Well, cover artist talked me into a "posing with gun" pose. Which works for the Kyoto book. (She does, briefly, take a Chinese-made Tokarev knock-off from a yakuza, but promptly throws it into the snow). Trouble is, the "Steampunk heroine" or whatever Faestock called my primary set didn't include that pose. So a lot of mashup and way too much hand-painted hair later:


I'm still tempted to run a "paint" filter over it to make the parts that actually are painted stand out less.

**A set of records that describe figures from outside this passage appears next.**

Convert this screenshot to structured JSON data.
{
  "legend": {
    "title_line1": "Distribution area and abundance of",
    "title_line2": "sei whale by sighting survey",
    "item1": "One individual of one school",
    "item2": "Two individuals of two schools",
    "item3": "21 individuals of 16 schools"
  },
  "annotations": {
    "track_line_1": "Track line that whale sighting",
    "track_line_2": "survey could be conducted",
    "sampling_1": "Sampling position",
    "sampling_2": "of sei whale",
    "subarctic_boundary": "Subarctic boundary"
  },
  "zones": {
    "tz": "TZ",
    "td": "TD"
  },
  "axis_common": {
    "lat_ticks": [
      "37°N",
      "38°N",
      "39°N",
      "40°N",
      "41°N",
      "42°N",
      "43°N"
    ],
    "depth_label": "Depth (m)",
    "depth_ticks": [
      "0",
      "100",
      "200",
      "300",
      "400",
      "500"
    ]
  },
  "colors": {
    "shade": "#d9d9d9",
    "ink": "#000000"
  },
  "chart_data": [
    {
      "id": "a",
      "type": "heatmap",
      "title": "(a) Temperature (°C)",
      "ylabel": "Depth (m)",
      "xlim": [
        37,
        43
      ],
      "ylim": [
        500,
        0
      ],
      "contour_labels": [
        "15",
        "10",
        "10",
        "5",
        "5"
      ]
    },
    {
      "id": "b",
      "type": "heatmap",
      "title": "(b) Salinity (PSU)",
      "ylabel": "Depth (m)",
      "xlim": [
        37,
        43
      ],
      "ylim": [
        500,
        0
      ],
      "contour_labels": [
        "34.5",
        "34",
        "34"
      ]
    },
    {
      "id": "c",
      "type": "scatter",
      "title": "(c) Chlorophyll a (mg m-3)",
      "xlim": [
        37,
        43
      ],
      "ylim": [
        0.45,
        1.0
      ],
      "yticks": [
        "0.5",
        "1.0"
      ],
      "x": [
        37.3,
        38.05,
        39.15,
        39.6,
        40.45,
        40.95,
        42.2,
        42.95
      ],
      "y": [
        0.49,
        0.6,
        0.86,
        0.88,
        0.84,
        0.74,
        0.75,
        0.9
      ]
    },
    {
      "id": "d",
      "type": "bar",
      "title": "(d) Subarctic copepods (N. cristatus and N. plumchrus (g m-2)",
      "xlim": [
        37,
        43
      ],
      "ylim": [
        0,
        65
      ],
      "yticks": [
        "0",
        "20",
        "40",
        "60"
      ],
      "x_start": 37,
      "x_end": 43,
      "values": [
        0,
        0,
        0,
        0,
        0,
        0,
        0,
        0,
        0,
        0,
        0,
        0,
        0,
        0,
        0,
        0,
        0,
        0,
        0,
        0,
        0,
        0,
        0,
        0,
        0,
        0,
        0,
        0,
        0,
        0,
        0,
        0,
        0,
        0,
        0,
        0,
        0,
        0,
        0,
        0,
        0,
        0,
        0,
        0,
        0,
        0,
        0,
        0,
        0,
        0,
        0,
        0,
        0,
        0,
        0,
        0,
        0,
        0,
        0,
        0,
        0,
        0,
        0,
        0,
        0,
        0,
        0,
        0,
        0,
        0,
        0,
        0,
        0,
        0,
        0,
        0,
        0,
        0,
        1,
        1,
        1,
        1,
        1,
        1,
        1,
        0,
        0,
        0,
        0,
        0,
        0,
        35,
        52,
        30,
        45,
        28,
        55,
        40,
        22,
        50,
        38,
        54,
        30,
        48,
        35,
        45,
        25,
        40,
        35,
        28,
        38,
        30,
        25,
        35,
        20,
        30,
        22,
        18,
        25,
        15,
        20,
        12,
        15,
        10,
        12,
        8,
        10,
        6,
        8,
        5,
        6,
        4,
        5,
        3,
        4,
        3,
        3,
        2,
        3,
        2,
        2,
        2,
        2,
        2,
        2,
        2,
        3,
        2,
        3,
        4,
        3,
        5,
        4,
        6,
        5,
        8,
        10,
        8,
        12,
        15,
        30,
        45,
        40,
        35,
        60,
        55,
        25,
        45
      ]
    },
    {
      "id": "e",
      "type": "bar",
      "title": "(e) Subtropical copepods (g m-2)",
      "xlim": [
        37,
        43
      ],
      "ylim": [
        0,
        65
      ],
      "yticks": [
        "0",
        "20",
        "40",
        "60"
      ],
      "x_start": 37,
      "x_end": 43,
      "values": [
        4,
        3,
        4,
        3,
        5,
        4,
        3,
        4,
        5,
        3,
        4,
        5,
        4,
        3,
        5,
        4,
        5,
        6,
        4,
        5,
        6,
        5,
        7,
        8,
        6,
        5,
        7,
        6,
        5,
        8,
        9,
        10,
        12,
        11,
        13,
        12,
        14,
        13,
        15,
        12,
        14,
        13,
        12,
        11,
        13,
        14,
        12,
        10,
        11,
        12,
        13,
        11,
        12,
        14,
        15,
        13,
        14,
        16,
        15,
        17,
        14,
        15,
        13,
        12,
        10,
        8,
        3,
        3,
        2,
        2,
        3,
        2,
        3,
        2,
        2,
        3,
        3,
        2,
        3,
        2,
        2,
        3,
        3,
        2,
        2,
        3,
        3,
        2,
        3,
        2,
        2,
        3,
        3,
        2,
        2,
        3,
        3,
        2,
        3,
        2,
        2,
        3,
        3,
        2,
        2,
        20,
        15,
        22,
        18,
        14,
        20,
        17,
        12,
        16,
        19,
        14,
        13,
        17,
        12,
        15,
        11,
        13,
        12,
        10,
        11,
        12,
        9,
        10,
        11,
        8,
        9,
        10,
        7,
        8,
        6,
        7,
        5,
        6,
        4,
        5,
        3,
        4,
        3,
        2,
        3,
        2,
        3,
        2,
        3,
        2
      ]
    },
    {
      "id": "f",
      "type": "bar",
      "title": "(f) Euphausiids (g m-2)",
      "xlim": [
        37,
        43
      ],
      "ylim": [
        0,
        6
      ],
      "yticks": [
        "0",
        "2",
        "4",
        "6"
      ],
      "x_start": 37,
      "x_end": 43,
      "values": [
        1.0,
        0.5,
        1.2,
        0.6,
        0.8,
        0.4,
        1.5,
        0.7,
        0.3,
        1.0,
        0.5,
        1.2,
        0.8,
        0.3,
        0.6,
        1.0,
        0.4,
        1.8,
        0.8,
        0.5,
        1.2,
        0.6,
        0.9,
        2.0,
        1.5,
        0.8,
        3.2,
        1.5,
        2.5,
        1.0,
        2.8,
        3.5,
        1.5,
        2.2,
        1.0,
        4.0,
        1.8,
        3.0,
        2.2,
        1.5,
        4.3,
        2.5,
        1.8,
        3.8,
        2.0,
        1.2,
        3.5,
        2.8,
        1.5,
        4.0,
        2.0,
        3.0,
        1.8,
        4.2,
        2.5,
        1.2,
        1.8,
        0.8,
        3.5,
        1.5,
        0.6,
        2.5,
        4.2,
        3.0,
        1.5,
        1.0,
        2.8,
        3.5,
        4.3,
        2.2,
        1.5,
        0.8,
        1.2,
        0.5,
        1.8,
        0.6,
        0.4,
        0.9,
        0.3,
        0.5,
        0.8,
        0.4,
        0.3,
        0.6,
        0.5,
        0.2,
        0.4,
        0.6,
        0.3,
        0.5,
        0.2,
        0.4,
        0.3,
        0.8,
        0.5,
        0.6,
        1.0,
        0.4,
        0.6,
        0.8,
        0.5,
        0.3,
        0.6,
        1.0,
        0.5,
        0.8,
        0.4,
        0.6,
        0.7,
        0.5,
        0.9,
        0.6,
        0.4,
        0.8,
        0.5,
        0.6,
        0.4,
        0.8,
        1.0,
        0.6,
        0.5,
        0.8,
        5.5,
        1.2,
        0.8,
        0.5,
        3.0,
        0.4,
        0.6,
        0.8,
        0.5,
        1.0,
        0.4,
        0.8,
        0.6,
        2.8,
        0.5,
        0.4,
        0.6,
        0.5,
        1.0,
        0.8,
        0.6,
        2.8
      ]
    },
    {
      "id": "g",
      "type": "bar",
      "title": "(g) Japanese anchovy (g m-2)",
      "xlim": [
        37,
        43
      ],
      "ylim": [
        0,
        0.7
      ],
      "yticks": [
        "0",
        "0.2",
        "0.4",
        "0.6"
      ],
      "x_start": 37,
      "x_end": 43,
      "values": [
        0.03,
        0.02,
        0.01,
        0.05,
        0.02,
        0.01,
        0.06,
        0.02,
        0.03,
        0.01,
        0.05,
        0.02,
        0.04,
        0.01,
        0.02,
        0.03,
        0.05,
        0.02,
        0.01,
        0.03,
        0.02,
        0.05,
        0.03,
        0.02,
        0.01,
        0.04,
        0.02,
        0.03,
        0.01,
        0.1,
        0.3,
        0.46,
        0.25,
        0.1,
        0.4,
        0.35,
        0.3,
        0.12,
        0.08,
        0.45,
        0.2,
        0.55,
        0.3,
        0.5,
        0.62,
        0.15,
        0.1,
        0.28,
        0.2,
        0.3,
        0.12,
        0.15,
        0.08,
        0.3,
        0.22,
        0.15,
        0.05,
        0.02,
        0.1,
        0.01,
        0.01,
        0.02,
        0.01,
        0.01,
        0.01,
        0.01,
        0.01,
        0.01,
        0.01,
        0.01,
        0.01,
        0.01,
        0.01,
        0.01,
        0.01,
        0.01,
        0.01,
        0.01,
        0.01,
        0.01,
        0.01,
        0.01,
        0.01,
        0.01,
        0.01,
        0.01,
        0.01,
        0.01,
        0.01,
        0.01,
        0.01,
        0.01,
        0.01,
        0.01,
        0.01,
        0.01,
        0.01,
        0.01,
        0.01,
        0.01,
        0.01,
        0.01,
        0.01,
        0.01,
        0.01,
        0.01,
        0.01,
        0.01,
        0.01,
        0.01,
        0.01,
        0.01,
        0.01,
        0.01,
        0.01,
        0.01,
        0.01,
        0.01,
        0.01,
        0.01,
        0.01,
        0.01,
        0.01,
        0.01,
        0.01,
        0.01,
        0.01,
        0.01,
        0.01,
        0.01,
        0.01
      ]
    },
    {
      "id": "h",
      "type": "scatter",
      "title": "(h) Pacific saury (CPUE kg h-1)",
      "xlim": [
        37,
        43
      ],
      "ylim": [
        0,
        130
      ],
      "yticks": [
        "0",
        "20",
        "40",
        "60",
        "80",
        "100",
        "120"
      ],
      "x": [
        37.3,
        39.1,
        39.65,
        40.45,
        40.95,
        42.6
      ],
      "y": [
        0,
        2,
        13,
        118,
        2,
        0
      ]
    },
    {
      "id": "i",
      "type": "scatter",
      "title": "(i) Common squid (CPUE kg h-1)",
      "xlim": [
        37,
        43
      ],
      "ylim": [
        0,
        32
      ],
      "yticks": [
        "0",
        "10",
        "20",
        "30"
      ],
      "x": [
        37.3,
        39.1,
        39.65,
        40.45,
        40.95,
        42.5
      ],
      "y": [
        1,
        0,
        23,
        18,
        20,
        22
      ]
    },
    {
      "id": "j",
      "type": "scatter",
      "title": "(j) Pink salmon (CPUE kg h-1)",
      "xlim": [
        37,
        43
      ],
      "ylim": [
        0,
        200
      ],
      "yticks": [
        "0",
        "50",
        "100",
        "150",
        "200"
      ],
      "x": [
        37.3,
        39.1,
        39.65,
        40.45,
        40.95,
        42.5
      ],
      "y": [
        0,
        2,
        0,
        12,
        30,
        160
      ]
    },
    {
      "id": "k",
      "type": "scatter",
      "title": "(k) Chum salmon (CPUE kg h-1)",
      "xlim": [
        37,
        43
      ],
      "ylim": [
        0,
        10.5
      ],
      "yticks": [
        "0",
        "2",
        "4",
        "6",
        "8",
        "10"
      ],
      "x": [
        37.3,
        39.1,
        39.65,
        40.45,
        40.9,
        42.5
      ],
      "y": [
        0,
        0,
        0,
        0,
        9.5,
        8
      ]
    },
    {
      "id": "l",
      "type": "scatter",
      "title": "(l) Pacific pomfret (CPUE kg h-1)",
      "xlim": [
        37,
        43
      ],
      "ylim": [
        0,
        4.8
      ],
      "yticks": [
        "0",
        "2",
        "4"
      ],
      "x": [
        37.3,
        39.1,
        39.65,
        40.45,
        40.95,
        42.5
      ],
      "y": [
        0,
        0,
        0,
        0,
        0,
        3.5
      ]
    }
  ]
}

Photoshop fun you wouldn't think had to be done; distorting the pattern on the (barely visible) scarf so it looks like it is actually on the fabric and wrapping around. Liquify with "face aware" engaged to give her a slightly more heart-shaped, wide-mouthed face. The hair is all in her face because the original had messy blond hair and I got tired of hand-painting forehead and eyebrows to hide it. That is actually a proper Soviet silencer but wrong model and on a different stock resource, and matching the bluing was a huuuge pain. The belt was in the wrong place so half the shirt is hand-painted. The rear pocket was originally shiny leather and looked ghastly. Fixing the material was easy. Preserving the stitching was not.

At least the other two covers she is wearing a hat. Honestly, otherwise I'd be making the girl cut it off before she hits Paris.

Incidentally, the suppressor attached to the frame and make it so heavy it won't cycle properly. That's why the knurling; you jack it like a pump shotgun after every shot! (And now I'm sad there's no suppressor in the story.)